Wednesday, November 07, 2007


About fifteen years ago, I started having strange sensations in my arms and legs, double vision, sundry weirdnesses. So, I went through a gazillion tests, mostly aimed at ruling out Multiple Sclerosis, ended up seeing a rheumotologist at Georgetown University Hospital in Washington, D. C. and he had no trouble at all diagnosing me with fibromyalgia. Well, that seemed rather a vague thing to me, and I was a busy teacher, and fed up with going to doctors for tests that were inconclusive, so I decided, "Oh, well!" and put the whole business in one of the junk drawers in my mind.

Then in 2000, I was diagnosed with heart disease, had open heart surgery and an endarectomy (spelled more or less correctly) and that became a prime time health concern. I eventually went on disability, in fact, because the root problem (tiny arteries) could not be surgically treated.

This past summer, my stomach made her debut as a leading player in health dramas. Again many tests, a cancer scare, and finally, I end up with a rheumotologist again! (Who happened to be black and I very nearly said, pleased and surprised, "Oh, wow, a black doctor in Panama City, Florida!") And lo, and behold, he diagnosed me, without hesitation, ordering blood tests, or any tests for that matter, with fibromyalgia and he said that I'd probably had it for a long time. Duh.

I said, "So it's a real thing?"
"It's real, he answered."
"You know, I've heard that before, but I honestly forgot."

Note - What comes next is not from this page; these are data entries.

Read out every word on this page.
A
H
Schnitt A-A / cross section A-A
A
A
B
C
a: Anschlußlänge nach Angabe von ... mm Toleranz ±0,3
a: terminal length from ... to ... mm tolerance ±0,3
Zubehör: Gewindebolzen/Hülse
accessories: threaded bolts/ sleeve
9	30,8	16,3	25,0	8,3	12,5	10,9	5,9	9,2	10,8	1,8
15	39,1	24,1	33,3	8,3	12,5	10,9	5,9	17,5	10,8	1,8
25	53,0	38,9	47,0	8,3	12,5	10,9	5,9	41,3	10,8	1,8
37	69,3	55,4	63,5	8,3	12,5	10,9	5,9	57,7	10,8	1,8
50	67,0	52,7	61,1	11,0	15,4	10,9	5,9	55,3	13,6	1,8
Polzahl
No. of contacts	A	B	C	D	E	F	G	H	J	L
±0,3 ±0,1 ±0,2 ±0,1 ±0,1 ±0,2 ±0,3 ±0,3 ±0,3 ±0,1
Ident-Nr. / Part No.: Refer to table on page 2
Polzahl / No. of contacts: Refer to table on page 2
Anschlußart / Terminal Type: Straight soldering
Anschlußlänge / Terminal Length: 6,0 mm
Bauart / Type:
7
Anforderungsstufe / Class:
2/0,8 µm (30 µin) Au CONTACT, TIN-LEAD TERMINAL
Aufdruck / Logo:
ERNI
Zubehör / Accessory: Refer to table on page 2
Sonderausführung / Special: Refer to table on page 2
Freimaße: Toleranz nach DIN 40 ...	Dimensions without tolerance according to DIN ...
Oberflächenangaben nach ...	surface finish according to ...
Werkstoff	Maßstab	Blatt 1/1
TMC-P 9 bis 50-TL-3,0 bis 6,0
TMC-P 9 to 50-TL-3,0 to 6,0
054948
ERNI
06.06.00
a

He handed me a pamphlet, and it was all about me. I have heart disease, and I have fibromyalgia. That's it. I'm done. I know what is wrong, I can explain weird things about my body to myself or to anyone else who needs to know, and I can carry on. What a thing!


Martin Heavisides said...

I've posted a link to this on my blog. I hope there weren't any serious consequences to ignoring the original diagnosis so long. Best of luck coping.

Ginger said...

Isn't fibro a booger? It is taken so lightly (or not at all) by health care professionals and family members in general, yet it is a silent killer. It has killed the quality of my life, I know that.